Reputation: 313
I have a set of five columns in a data table.
dt <- data.table(
city = c(rep(1,2), rep(2,2), rep(3,2), rep(4,2)),
neighborhoods.1 = c(NA, "a", "b", "c", NA, NA, "d", "e"),
neighborhoods.2 = c(NA, "f", "g", rep(NA,5)),
neighborhoods.3 = c(NA, "h", rep(NA, 6)),
irrelevantdata = c(1:8)
)
city neighborhoods.1 neighborhoods.2 neighborhoods.3 irrelevantdata
1: 1 NA NA NA 1
2: 1 a f h 2
3: 2 b g NA 3
4: 2 c NA NA 4
5: 3 NA NA NA 5
6: 3 NA NA NA 6
7: 4 d NA NA 7
8: 4 e NA NA 8
I want to combine the first four columns into a single column.
neighborhood
1: 1
2: 1-a-f-h
3: 2-b-g
4: 2-c
5: 3
6: 3
7: 4-d
8: 4-e
As you can see, I'm removing NA
records and separating with a -
.
I've tried this, which has obvious problems in processing j
:
business[
,
neighborhood = paste0(
city,
if(!is.na(neighborhoods.1)) paste0("-", neighborhoods.1),
if(!is.na(neighborhoods.2)) paste0("-", neighborhoods.2),
if(!is.na(neighborhoods.3)) paste0("-", neighborhoods.3),
""
)
]
How can I get this done?
Updated to reflect that there are additional columns I don't want to combine.
Upvotes: 4
Views: 297
Reputation: 887118
One option would be to paste
the elements in rows together using do.call
, and then remove the NA
elements along with the extra -
in the output vector.
dt[,.(neighborhood = gsub('-NA|NA-', '',
do.call(paste, c(.SD, sep='-')))), .SDcols= city:neighborhoods.3]

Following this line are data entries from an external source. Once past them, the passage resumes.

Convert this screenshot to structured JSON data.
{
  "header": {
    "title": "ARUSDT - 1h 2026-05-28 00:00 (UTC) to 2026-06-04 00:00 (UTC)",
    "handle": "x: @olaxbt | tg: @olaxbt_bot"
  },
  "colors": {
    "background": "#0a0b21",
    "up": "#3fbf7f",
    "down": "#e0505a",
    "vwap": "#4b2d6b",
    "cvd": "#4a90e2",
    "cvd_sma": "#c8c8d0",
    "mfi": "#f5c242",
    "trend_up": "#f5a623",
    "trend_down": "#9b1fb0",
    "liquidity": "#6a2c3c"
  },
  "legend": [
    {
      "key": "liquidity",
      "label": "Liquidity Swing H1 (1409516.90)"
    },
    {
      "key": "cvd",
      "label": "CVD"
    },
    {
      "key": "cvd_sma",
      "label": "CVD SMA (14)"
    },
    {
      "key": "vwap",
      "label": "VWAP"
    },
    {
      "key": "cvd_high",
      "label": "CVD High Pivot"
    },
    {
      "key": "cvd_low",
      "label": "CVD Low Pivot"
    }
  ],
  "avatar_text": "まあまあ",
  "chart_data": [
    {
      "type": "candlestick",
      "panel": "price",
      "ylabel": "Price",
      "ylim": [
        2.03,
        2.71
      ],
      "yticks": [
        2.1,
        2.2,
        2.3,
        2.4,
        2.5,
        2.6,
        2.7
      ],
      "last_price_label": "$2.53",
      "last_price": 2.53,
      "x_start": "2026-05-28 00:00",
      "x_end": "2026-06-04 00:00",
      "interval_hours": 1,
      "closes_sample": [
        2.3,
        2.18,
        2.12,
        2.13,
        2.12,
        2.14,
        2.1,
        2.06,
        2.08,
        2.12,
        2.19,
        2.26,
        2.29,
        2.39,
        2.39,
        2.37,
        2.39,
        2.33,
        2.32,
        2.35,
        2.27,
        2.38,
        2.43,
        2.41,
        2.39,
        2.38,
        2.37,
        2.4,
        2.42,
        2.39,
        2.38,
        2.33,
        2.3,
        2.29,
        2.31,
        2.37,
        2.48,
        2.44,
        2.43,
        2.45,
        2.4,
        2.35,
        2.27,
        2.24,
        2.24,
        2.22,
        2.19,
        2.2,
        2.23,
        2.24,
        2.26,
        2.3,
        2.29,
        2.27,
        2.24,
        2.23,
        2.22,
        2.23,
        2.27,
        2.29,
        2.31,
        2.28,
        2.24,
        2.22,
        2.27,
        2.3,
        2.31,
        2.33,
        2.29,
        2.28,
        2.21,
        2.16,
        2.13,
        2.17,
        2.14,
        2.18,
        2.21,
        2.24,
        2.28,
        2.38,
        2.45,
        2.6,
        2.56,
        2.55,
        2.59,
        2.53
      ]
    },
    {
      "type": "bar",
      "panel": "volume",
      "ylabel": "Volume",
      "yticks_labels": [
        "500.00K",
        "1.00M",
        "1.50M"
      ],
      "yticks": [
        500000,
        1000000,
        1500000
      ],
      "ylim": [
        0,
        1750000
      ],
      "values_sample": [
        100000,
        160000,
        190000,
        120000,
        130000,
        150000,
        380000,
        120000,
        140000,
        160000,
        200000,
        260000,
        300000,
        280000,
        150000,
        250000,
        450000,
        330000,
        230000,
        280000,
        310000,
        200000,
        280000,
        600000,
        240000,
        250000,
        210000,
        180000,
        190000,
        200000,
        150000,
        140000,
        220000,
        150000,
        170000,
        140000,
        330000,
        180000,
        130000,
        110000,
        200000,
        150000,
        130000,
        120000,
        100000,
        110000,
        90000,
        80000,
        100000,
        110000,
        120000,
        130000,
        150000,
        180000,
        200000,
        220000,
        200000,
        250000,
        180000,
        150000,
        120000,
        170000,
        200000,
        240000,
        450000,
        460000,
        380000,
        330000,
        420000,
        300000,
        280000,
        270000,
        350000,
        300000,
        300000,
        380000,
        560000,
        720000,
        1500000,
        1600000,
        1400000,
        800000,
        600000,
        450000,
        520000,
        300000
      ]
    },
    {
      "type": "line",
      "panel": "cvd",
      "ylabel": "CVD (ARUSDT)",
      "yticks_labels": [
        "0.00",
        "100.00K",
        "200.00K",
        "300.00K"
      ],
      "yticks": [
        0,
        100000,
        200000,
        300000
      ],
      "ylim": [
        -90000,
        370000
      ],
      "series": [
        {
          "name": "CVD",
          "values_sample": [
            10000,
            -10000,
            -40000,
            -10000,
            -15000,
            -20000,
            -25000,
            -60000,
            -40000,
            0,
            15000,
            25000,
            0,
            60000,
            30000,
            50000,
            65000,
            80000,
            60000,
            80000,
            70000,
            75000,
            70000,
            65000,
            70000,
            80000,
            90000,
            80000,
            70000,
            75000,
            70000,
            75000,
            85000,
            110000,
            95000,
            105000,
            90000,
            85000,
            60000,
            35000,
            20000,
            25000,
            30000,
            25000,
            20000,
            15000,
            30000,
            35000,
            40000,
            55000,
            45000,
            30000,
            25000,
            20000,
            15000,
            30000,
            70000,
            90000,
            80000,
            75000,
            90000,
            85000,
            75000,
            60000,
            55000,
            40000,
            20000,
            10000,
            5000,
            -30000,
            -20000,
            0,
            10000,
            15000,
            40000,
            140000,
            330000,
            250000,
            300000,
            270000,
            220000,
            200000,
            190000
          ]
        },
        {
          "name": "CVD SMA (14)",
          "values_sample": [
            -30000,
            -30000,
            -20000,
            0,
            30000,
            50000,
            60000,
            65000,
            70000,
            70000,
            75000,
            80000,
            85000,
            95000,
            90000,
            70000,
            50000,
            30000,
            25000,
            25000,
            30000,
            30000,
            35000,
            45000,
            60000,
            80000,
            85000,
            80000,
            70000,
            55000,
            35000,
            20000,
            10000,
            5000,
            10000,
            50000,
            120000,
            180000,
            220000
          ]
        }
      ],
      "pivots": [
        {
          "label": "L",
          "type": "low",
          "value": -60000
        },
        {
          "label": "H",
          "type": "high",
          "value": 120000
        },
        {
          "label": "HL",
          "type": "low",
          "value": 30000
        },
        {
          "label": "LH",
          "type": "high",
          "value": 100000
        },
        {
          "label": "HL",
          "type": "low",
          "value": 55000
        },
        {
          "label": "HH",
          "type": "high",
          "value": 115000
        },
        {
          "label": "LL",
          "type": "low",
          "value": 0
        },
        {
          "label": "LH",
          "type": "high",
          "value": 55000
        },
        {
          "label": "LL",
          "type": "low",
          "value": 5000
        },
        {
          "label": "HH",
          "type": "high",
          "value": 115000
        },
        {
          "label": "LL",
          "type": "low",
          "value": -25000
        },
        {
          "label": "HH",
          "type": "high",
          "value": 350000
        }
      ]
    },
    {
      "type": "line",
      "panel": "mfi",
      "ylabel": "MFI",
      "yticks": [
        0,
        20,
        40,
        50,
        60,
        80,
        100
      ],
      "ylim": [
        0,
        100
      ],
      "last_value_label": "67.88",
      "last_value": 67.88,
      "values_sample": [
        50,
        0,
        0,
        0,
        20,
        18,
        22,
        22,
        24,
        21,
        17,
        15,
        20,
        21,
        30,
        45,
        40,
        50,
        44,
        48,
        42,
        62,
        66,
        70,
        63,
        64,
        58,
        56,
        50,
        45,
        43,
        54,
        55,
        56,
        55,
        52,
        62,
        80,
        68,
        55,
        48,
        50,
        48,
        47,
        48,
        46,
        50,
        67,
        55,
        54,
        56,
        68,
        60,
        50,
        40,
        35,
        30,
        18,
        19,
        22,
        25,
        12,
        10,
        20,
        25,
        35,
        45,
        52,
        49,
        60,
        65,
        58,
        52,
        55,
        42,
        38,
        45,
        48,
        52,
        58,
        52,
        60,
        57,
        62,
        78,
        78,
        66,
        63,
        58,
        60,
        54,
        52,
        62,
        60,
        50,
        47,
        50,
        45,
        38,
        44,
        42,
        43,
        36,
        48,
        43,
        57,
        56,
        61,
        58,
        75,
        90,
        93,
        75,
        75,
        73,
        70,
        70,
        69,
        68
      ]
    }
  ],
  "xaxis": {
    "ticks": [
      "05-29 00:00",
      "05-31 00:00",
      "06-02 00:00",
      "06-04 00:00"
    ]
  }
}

Or another option is group by sequence of rows, unlist
the Subset of Data.table (.SD
), remove the NA elements (na.omit
), paste
the elements together. We can specify the columns to be used for this operation in .SDcols
.
dt[, .(neighbourhood = paste(na.omit(unlist(.SD)),collapse='-')) ,
by=1:nrow(dt), .SDcols= city:neighborhoods.3]
Or another option suggested by @Frank is to melt
the subset of dataset (specified by the columns that are needed) to long format and then paste
mycols <- setdiff(names(dt), 'irrelevantdata')
na.omit(melt(dt[, ..mycols][, r := .I],
id.var="r"))[, paste(value, collapse="-"), by=r]
Upvotes: 5